Hawaii stands alone
in budget crisis
A survey finds nationwide
By Pete Pichaske
recovery from 1990s economic woes,
except in the isles
Phillips News ServiceWASHINGTON -- Only one state has had to trim spending in the middle of the current budget year, a dramatic drop from a half-dozen years ago, when 35 states were forced to make spending cuts to avoid deficits.
The bad news for Hawaii residents: They live in that one state.
More evidence that Hawaii's grim economy is out of step with the rest of the nation surfaced today in the semi-annual fiscal survey of the states, released here by the National Governors' Association and the National Association of State Budget Officers.
The 50-state survey found that while other states have recovered from the economic woes that forced repeated budget cuts in the early 1990s, Hawaii has not.
Hawaii officials trimmed $24.6 million from the 1998 budget, cutting education programs, the state employees' retirement system and health insurance, and mental health services, among other areas.

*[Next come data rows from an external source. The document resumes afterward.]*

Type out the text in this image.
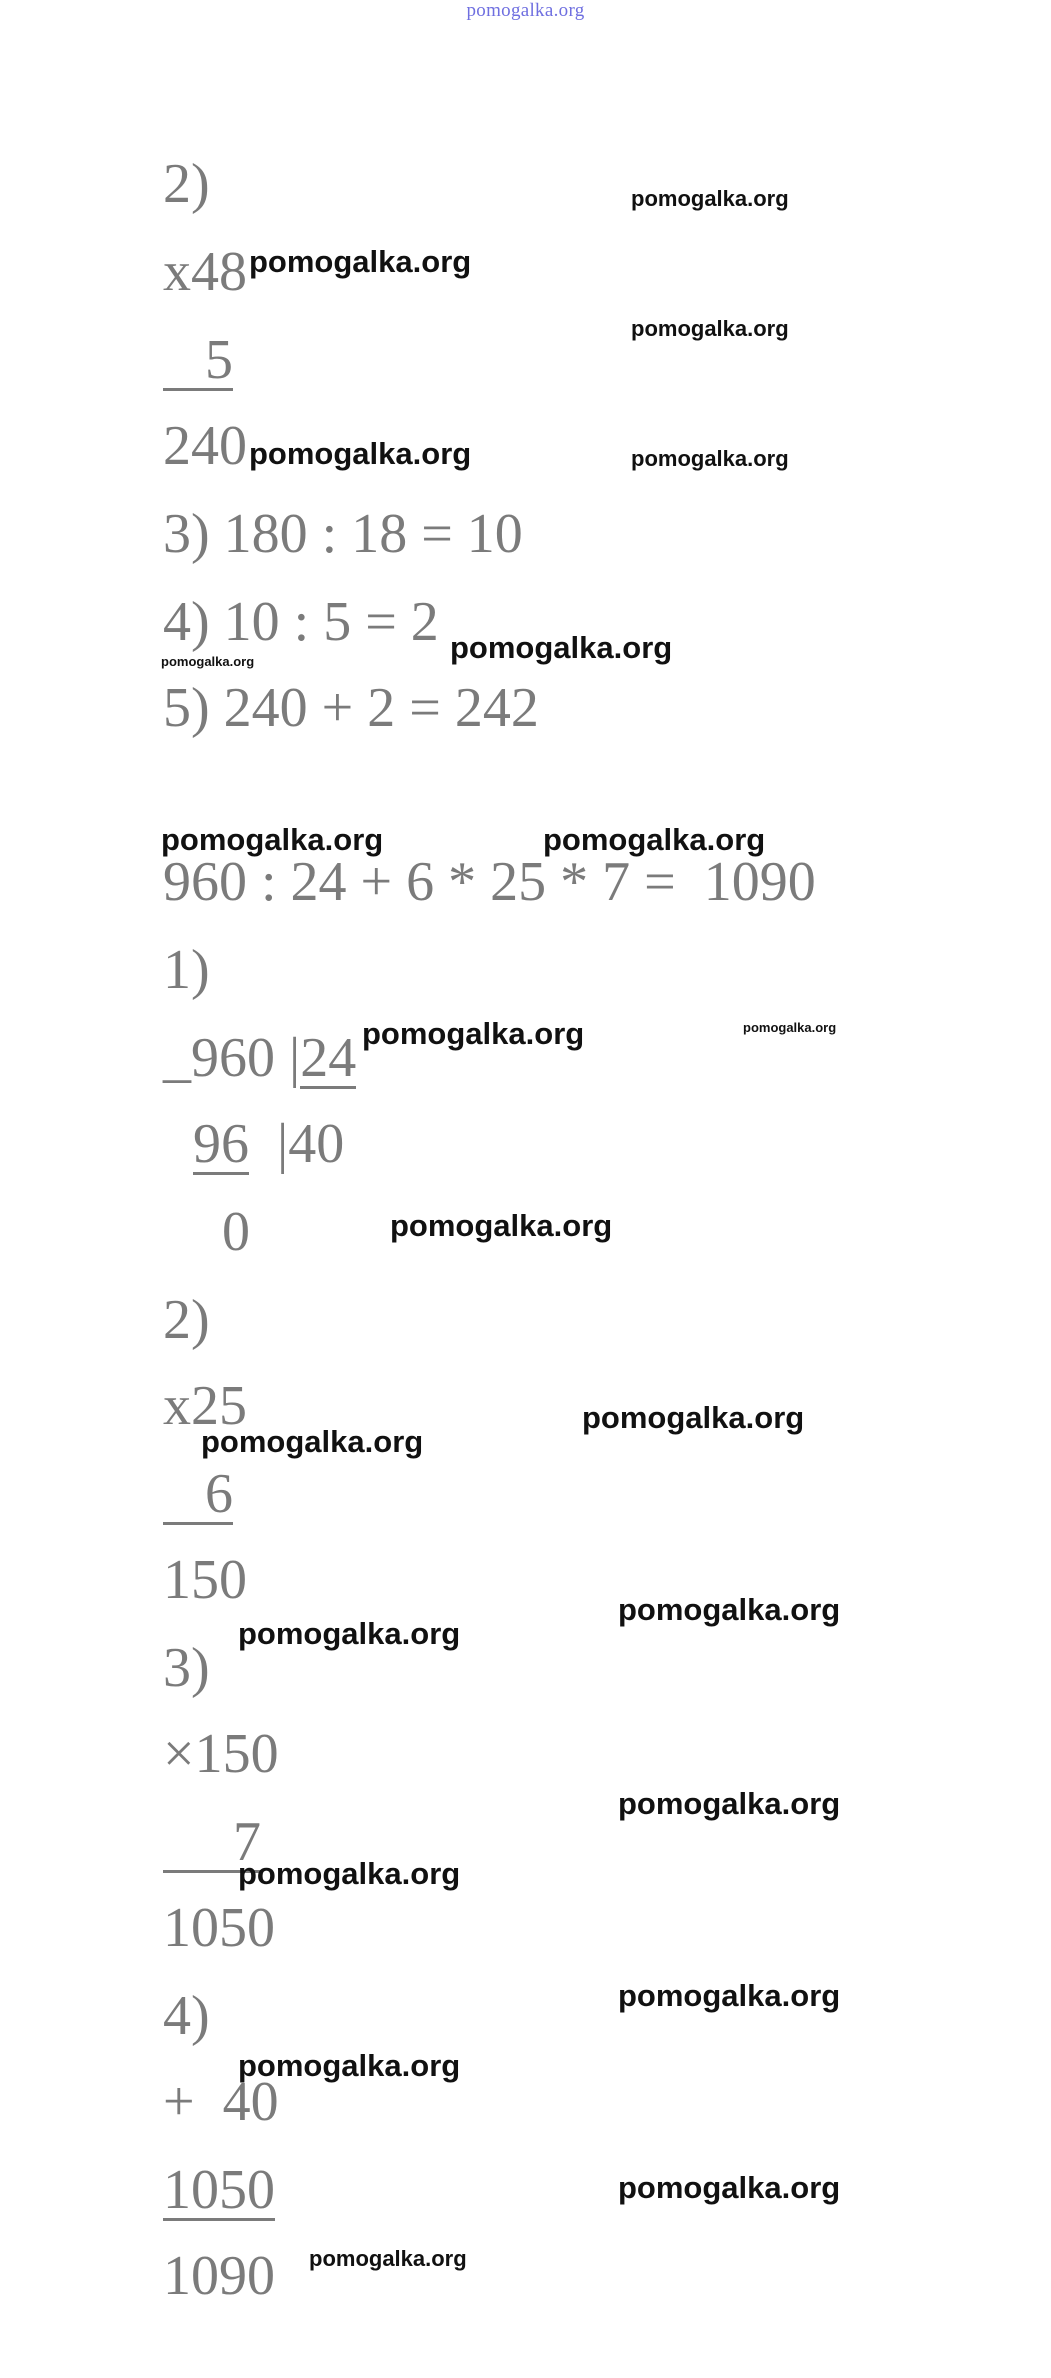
pomogalka.org
2)
x48
5
240
3) 180 : 18 = 10
4) 10 : 5 = 2
5) 240 + 2 = 242
960 : 24 + 6 * 25 * 7 =  1090
1)
_960 |24
96  |40
0
2)
x25
6
150
3)
×150
7
1050
4)
+  40
1050
1090
pomogalka.org
pomogalka.org
pomogalka.org
pomogalka.org	pomogalka.org
pomogalka.org
pomogalka.org
pomogalka.org	pomogalka.org
pomogalka.org	pomogalka.org
pomogalka.org
pomogalka.org
pomogalka.org
pomogalka.org
pomogalka.org
pomogalka.org
pomogalka.org
pomogalka.org
pomogalka.org
pomogalka.org
pomogalka.org
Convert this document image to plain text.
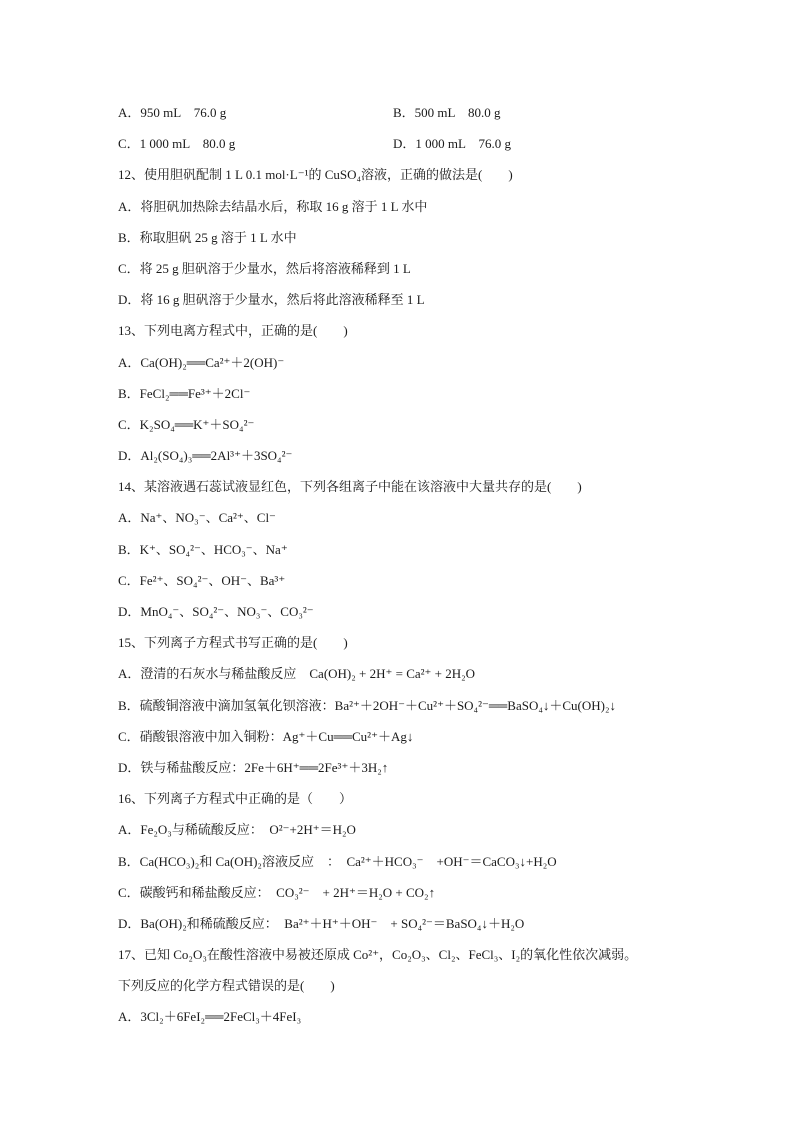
A．950 mL　76.0 g	B．500 mL　80.0 g
C．1 000 mL　80.0 g	D．1 000 mL　76.0 g
12、使用胆矾配制 1 L 0.1 mol·L⁻¹的 CuSO₄溶液，正确的做法是(　　)
A．将胆矾加热除去结晶水后，称取 16 g 溶于 1 L 水中
B．称取胆矾 25 g 溶于 1 L 水中
C．将 25 g 胆矾溶于少量水，然后将溶液稀释到 1 L
D．将 16 g 胆矾溶于少量水，然后将此溶液稀释至 1 L
13、下列电离方程式中，正确的是(　　)
A．Ca(OH)₂══Ca²⁺＋2(OH)⁻
B．FeCl₂══Fe³⁺＋2Cl⁻
C．K₂SO₄══K⁺＋SO₄²⁻
D．Al₂(SO₄)₃══2Al³⁺＋3SO₄²⁻
14、某溶液遇石蕊试液显红色，下列各组离子中能在该溶液中大量共存的是(　　)
A．Na⁺、NO₃⁻、Ca²⁺、Cl⁻
B．K⁺、SO₄²⁻、HCO₃⁻、Na⁺
C．Fe²⁺、SO₄²⁻、OH⁻、Ba³⁺
D．MnO₄⁻、SO₄²⁻、NO₃⁻、CO₃²⁻
15、下列离子方程式书写正确的是(　　)
A．澄清的石灰水与稀盐酸反应　Ca(OH)₂ + 2H⁺ = Ca²⁺ + 2H₂O
B．硫酸铜溶液中滴加氢氧化钡溶液：Ba²⁺＋2OH⁻＋Cu²⁺＋SO₄²⁻══BaSO₄↓＋Cu(OH)₂↓
C．硝酸银溶液中加入铜粉：Ag⁺＋Cu══Cu²⁺＋Ag↓
D．铁与稀盐酸反应：2Fe＋6H⁺══2Fe³⁺＋3H₂↑
16、下列离子方程式中正确的是（　　）
A．Fe₂O₃与稀硫酸反应：　O²⁻+2H⁺＝H₂O
B．Ca(HCO₃)₂和 Ca(OH)₂溶液反应　：　Ca²⁺＋HCO₃⁻　+OH⁻＝CaCO₃↓+H₂O
C．碳酸钙和稀盐酸反应：　CO₃²⁻　+ 2H⁺＝H₂O + CO₂↑
D．Ba(OH)₂和稀硫酸反应：　Ba²⁺＋H⁺＋OH⁻　+ SO₄²⁻＝BaSO₄↓＋H₂O
17、已知 Co₂O₃在酸性溶液中易被还原成 Co²⁺，Co₂O₃、Cl₂、FeCl₃、I₂的氧化性依次减弱。
下列反应的化学方程式错误的是(　　)
A．3Cl₂＋6FeI₂══2FeCl₃＋4FeI₃
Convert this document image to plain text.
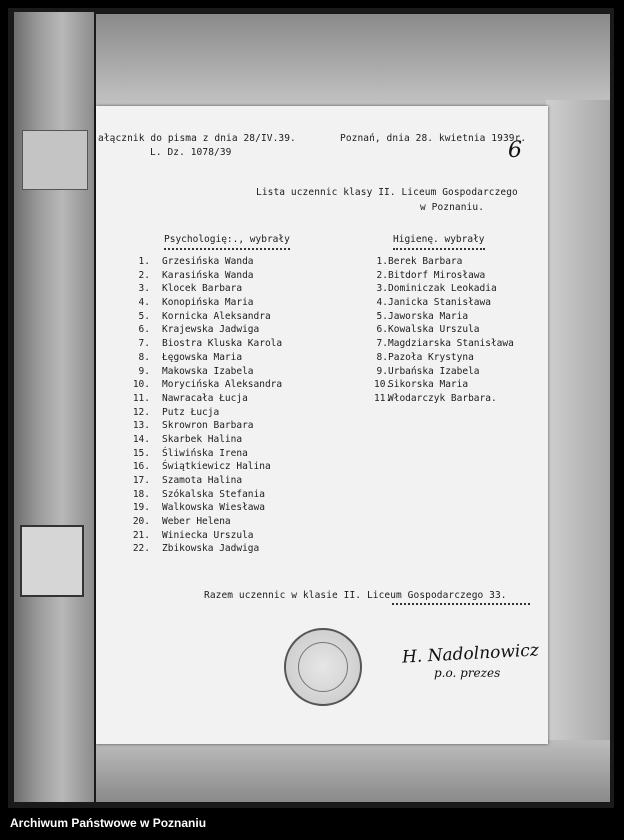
ałącznik do pisma z dnia 28/IV.39.
L. Dz. 1078/39
Poznań, dnia 28. kwietnia 1939r.
6
Lista uczennic klasy II. Liceum Gospodarczego
w Poznaniu.
Psychologię:., wybrały	Higienę. wybrały
1. Grzesińska Wanda
2. Karasińska Wanda
3. Klocek Barbara
4. Konopińska Maria
5. Kornicka Aleksandra
6. Krajewska Jadwiga
7. Biostra Kluska Karola
8. Łęgowska Maria
9. Makowska Izabela
10. Morycińska Aleksandra
11. Nawracała Łucja
12. Putz Łucja
13. Skrowron Barbara
14. Skarbek Halina
15. Śliwińska Irena
16. Świątkiewicz Halina
17. Szamota Halina
18. Szókalska Stefania
19. Walkowska Wiesława
20. Weber Helena
21. Winiecka Urszula
22. Zbikowska Jadwiga
1.Berek Barbara
2.Bitdorf Mirosława
3.Dominiczak Leokadia
4.Janicka Stanisława
5.Jaworska Maria
6.Kowalska Urszula
7.Magdziarska Stanisława
8.Pazoła Krystyna
9.Urbańska Izabela
10.Sikorska Maria
11.Włodarczyk Barbara.
Razem uczennic w klasie II. Liceum Gospodarczego 33.
H. Nadolnowicz
p.o. prezes
Archiwum Państwowe w Poznaniu
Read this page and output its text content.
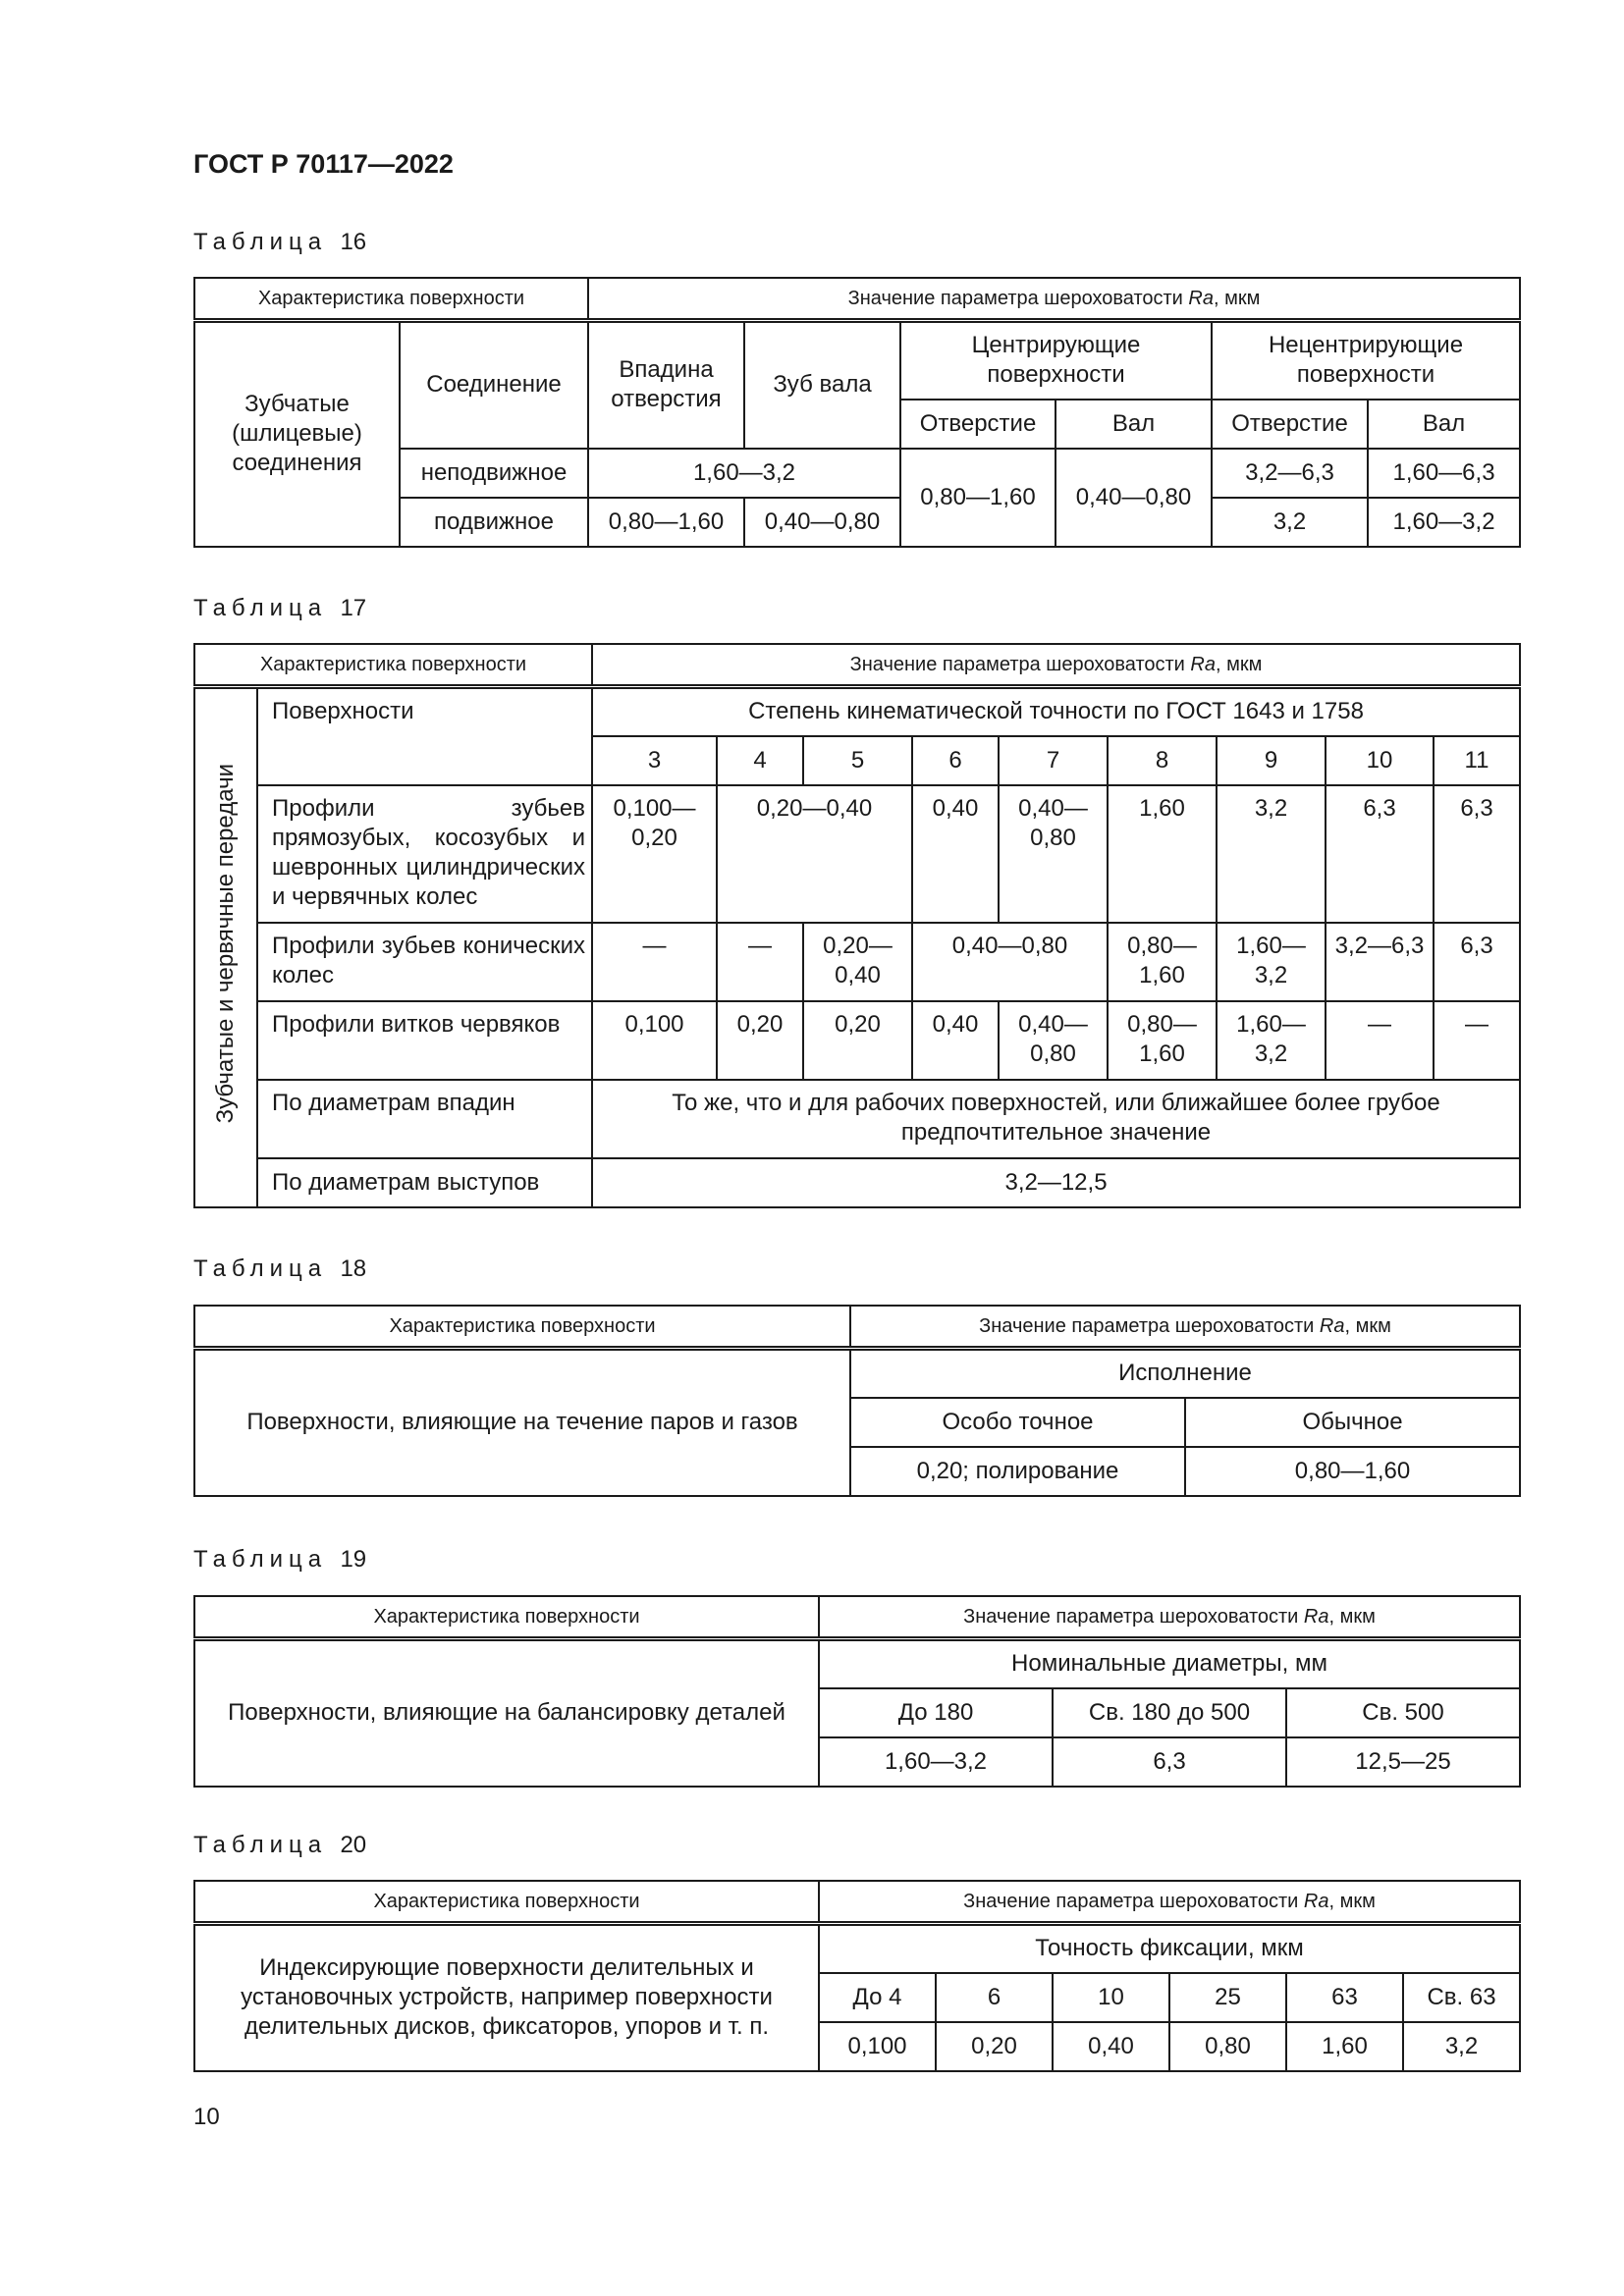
ГОСТ Р 70117—2022
Таблица 16
Характеристика поверхности		Значение параметра шероховатости Ra, мкм					
Зубчатые (шлицевые) соединения	Соединение	Впадина отверстия	Зуб вала	Центрирующие поверхности		Нецентрирующие поверхности	
				Отверстие	Вал	Отверстие	Вал
	неподвижное	1,60—3,2		0,80—1,60	0,40—0,80	3,2—6,3	1,60—6,3
	подвижное	0,80—1,60	0,40—0,80			3,2	1,60—3,2
Таблица 17
Характеристика поверхности		Значение параметра шероховатости Ra, мкм								
Зубчатые и червячные передачи	Поверхности	Степень кинематической точности по ГОСТ 1643 и 1758								
		3	4	5	6	7	8	9	10	11
	Профили зубьев прямозубых, косозубых и шевронных цилиндрических и червячных колес	0,100—0,20	0,20—0,40		0,40	0,40—0,80	1,60	3,2	6,3	6,3
	Профили зубьев конических колес	—	—	0,20—0,40	0,40—0,80		0,80—1,60	1,60—3,2	3,2—6,3	6,3
	Профили витков червяков	0,100	0,20	0,20	0,40	0,40—0,80	0,80—1,60	1,60—3,2	—	—
	По диаметрам впадин	То же, что и для рабочих поверхностей, или ближайшее более грубое предпочтительное значение								
	По диаметрам выступов	3,2—12,5								
Таблица 18
Характеристика поверхности	Значение параметра шероховатости Ra, мкм	
Поверхности, влияющие на течение паров и газов	Исполнение	
	Особо точное	Обычное
	0,20; полирование	0,80—1,60
Таблица 19
Характеристика поверхности	Значение параметра шероховатости Ra, мкм		
Поверхности, влияющие на балансировку деталей	Номинальные диаметры, мм		
	До 180	Св. 180 до 500	Св. 500
	1,60—3,2	6,3	12,5—25
Таблица 20
Характеристика поверхности	Значение параметра шероховатости Ra, мкм					
Индексирующие поверхности делительных и установочных устройств, например поверхности делительных дисков, фиксаторов, упоров и т. п.	Точность фиксации, мкм					
	До 4	6	10	25	63	Св. 63
	0,100	0,20	0,40	0,80	1,60	3,2
10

In the midst of the national recession in 1992, 35 states made mid-year cuts. Last year, the figure was seven. This year, Hawaii stood alone.
In fact, most states now have reserve budget stabilization funds, rainy-day funds that, in some cases, have reached hundreds of millions of dollars.
The report also found that 44 states, cheered by robust economic outlooks, plan to spend more money next year. But Hawaii was one of the half-dozen planning to spend less.
"It seems that what's driving that economy is different than what's driving other states," said Stacey Mazer of the budget officers' association, who helped prepare the report.
Hawaii is "pretty much alone in some of its experiences," added Becky Fleischauer of the National Governors' Association.
Both said Hawaii's unique reliance on Asian financial markets and tourists has hurt the economy, a belief common among analysts.
First Hawaiian economist Leroy Laney said the results were not surprising.
"The rest of the country is doing great, and Hawaii is bringing up the rear," said Laney.
"But we're not talking about a cyclical problem here anymore. There are structural problems plaguing us, and they'll take longer to work out."
Those problems, he said, include a high cost of living, a bad reputation as a place to do business or invest, and high taxes.
Nationally, the survey found that most states, despite healthy economies, are being prudent: increasing spending only slightly and, at the same time, paring back and consolidating services.
"State budget ledgers reflect a prudent foresight in the nation's statehouses," said Raymond C. Scheppach, NGA's executive director. "History has taught states that good times are not always here to stay, and responsible budgeting prepares for economic downturns."